1. Field of the Invention
The present invention relates to a light-emitting diode (LED) driving circuit. More particularly, the present invention relates to an LED driving circuit for driving a plurality of lightbars each including a plurality of LEDs coupled in series.
2. Description of the Prior Art
FIG. 1 is a block diagram illustrating a conventional LED driving circuit. Referring to FIG. 1, an LED driving circuit 1 is adapted to driving a plurality of lightbars LB1-LBm, and each lightbar LBi includes a plurality of LEDs D1-Dn coupled in series, where m and n are positive integers, and i is an integer from 1 to m. The LED driving circuit 1 includes a direct-current to direct-current (DC/DC) converter 11 and an LED controller 12. The DC/DC converter 11 such as a buck or boost converter converts a DC input voltage Vin to a DC voltage Vlb sufficient to drive the lightbars LB1-LBm. Each lightbar LBi has a first terminal coupled to the DC/DC converter 11 to receive the DC voltage Vlb and a second terminal coupled to a corresponding channel terminal CHi of the LED controller 12. The LED controller 12 detects current of each lightbar LBi and controls current of each lightbar LBi to become equal to a predetermined value by built-in constant current sources or variable resistors; that is, the LED controller 12 balances currents of the lightbars LB1-LBm. The LED controller 12 further outputs a feedback signal from a feedback terminal FB to control the DC/DC converter 11 to adjust the DC voltage Vlb.

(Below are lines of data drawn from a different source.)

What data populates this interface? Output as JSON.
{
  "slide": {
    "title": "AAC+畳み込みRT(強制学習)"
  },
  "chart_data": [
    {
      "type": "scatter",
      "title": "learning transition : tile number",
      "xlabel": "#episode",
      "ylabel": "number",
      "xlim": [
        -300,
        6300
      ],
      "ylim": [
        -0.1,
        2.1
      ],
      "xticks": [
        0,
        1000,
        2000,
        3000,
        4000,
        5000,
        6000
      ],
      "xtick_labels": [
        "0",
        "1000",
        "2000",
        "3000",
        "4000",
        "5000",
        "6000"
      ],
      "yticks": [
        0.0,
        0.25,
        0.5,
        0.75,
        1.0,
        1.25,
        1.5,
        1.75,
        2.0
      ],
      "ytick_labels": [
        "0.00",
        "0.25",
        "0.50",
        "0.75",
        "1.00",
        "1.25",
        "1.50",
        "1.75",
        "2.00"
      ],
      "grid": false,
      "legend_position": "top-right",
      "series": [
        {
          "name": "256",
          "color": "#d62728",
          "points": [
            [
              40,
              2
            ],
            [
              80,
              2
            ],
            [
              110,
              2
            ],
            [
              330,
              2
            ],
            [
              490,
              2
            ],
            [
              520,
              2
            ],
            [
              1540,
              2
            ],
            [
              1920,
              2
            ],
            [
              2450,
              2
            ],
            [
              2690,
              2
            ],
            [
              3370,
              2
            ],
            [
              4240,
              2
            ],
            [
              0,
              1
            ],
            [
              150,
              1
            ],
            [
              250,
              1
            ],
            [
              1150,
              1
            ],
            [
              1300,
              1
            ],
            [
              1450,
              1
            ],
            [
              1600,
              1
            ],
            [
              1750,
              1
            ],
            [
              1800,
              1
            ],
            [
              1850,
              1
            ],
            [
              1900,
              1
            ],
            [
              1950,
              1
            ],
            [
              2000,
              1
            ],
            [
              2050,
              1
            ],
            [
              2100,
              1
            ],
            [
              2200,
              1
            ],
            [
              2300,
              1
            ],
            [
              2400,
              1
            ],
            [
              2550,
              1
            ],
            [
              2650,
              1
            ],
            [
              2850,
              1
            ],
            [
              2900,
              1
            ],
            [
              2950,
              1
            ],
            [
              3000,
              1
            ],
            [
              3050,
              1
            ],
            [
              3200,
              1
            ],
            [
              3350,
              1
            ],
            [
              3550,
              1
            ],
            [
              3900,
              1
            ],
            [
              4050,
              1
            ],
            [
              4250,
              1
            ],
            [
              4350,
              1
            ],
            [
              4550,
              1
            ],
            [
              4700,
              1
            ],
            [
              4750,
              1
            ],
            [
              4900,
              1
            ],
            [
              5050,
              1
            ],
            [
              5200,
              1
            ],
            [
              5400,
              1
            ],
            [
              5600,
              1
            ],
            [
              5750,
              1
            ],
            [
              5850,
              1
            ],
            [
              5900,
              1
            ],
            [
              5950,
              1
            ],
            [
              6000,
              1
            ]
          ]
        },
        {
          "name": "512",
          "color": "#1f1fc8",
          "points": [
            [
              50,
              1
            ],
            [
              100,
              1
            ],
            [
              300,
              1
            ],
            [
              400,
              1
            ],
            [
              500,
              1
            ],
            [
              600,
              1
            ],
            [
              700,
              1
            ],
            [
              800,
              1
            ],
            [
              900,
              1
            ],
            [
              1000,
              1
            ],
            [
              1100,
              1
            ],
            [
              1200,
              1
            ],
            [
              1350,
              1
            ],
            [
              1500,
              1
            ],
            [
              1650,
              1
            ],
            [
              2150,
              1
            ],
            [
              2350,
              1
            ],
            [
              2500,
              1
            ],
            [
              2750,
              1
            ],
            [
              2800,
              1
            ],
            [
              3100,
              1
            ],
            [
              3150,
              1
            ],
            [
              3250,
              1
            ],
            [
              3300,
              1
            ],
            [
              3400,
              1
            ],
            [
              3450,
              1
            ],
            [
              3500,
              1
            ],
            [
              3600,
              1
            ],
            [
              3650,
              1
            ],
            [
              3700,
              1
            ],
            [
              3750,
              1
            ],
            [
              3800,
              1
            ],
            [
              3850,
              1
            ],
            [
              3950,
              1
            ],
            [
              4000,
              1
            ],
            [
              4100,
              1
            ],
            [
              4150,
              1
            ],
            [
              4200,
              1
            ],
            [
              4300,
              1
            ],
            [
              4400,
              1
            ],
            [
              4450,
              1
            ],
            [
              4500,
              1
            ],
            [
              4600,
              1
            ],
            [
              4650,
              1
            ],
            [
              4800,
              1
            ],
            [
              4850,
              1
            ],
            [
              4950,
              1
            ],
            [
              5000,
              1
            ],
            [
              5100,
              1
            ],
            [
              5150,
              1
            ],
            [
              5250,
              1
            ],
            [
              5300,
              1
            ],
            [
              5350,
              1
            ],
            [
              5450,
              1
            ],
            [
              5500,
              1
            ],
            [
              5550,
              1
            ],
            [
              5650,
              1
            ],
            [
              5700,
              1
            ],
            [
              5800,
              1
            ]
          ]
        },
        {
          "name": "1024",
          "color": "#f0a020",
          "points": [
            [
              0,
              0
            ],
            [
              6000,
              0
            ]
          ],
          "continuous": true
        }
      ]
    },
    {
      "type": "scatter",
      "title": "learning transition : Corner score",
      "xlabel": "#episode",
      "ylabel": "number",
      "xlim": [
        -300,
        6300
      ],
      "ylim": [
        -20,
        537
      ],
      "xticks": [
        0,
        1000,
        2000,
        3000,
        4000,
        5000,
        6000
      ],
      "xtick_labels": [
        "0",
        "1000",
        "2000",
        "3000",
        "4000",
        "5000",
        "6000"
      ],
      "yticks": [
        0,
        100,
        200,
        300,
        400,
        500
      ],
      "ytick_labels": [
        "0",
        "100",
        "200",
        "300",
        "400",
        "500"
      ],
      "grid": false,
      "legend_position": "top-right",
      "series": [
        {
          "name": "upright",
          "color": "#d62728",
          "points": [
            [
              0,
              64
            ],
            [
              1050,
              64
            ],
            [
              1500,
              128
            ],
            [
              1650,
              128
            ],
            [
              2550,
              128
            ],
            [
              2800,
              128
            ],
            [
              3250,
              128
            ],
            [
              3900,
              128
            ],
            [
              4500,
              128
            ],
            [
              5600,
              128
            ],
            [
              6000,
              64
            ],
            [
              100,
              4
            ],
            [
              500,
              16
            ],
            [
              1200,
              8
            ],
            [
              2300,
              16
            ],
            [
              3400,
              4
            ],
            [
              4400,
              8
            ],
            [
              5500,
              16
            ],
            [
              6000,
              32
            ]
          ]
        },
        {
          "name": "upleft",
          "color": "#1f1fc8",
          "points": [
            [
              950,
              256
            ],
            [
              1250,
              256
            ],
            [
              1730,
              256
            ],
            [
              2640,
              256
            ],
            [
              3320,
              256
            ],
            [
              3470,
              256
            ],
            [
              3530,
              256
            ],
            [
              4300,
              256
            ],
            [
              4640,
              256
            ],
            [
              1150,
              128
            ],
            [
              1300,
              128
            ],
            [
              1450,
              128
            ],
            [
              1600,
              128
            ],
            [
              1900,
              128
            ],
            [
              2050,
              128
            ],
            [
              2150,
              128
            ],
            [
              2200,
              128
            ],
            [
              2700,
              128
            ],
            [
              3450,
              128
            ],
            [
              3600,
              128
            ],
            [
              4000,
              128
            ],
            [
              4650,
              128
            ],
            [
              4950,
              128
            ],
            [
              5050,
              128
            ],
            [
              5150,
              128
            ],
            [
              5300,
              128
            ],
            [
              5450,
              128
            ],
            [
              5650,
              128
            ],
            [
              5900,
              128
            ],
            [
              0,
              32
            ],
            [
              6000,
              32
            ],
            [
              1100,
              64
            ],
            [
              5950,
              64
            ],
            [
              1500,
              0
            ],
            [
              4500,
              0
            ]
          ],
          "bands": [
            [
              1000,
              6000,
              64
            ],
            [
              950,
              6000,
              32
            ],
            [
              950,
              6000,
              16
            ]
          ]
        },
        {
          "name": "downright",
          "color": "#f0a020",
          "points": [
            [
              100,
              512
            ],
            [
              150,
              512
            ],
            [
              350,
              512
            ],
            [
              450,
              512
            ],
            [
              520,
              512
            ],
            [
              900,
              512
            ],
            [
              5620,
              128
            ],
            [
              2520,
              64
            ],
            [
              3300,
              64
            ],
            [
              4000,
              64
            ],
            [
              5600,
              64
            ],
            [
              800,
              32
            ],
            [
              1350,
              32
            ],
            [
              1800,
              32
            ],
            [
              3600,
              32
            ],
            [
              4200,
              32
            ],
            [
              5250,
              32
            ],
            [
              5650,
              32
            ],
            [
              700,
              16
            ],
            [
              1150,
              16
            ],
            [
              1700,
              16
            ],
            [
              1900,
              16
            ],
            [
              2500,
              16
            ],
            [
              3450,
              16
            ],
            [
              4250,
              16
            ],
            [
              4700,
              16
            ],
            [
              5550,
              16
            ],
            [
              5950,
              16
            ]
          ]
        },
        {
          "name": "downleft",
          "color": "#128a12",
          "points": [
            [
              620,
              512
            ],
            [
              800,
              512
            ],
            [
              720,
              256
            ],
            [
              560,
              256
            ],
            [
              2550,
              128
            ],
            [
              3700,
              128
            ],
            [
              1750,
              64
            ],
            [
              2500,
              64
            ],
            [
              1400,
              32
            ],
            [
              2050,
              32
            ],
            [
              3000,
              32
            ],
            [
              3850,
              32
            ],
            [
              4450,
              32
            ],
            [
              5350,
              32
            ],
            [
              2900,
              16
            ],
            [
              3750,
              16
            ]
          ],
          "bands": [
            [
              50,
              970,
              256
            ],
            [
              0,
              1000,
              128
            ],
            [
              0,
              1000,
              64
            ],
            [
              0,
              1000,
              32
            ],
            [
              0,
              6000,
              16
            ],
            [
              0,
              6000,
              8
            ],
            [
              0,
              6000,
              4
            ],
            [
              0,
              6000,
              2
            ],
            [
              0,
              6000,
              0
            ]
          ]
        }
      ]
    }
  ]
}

If too many lightbars LB1-LBm are employed, or if LEDs D1-Dn with high brightness are employed, the total current of the lightbars LB1-LBm may cause the LED controller 12 to be destroyed. Accordingly, there is a need for an LED driving circuit to employ external control manner shown in FIG. 2. Referring to FIG. 2, an LED driving circuit 2 includes a DC/DC converter 21, an LED controller 22, a plurality of transistors M1-Mm and a plurality of resistors R1-Rm. The transistor Mi and the resistor Ri are coupled in series between the second terminal of a corresponding lightbar LBi and a ground. The LED controller 22 detects current of each lightbar LBi from a corresponding current sensing terminal ISi and outputs a signal from a corresponding channel terminal CHi to control current of each lightbar LBi to become equal to a predetermined value. The LED controller 22 further detects a voltage at the second terminal of each lightbar LBi from a voltage detecting terminal VDi to provide a short protection for the LED driving circuit 2.
The LED driving circuits 1 and 2 employ the LED controllers 12 and 22 which are specific-purpose integrated circuits (ICs). However, a commercially available LED controller IC supports a fixed number of lightbars. It may be necessary to employ a plurality of LED controller ICs to drive the lightbars as the number of the lightbars increases. The number of the transistors M1-Mm and the resistors R1-Rm employed in the LED driving circuit 2 will increase as the number of the lightbars increases. Therefore, as the number of the lightbars increases, the conventional LED driving circuits become more complex and expensive to design and manufacture.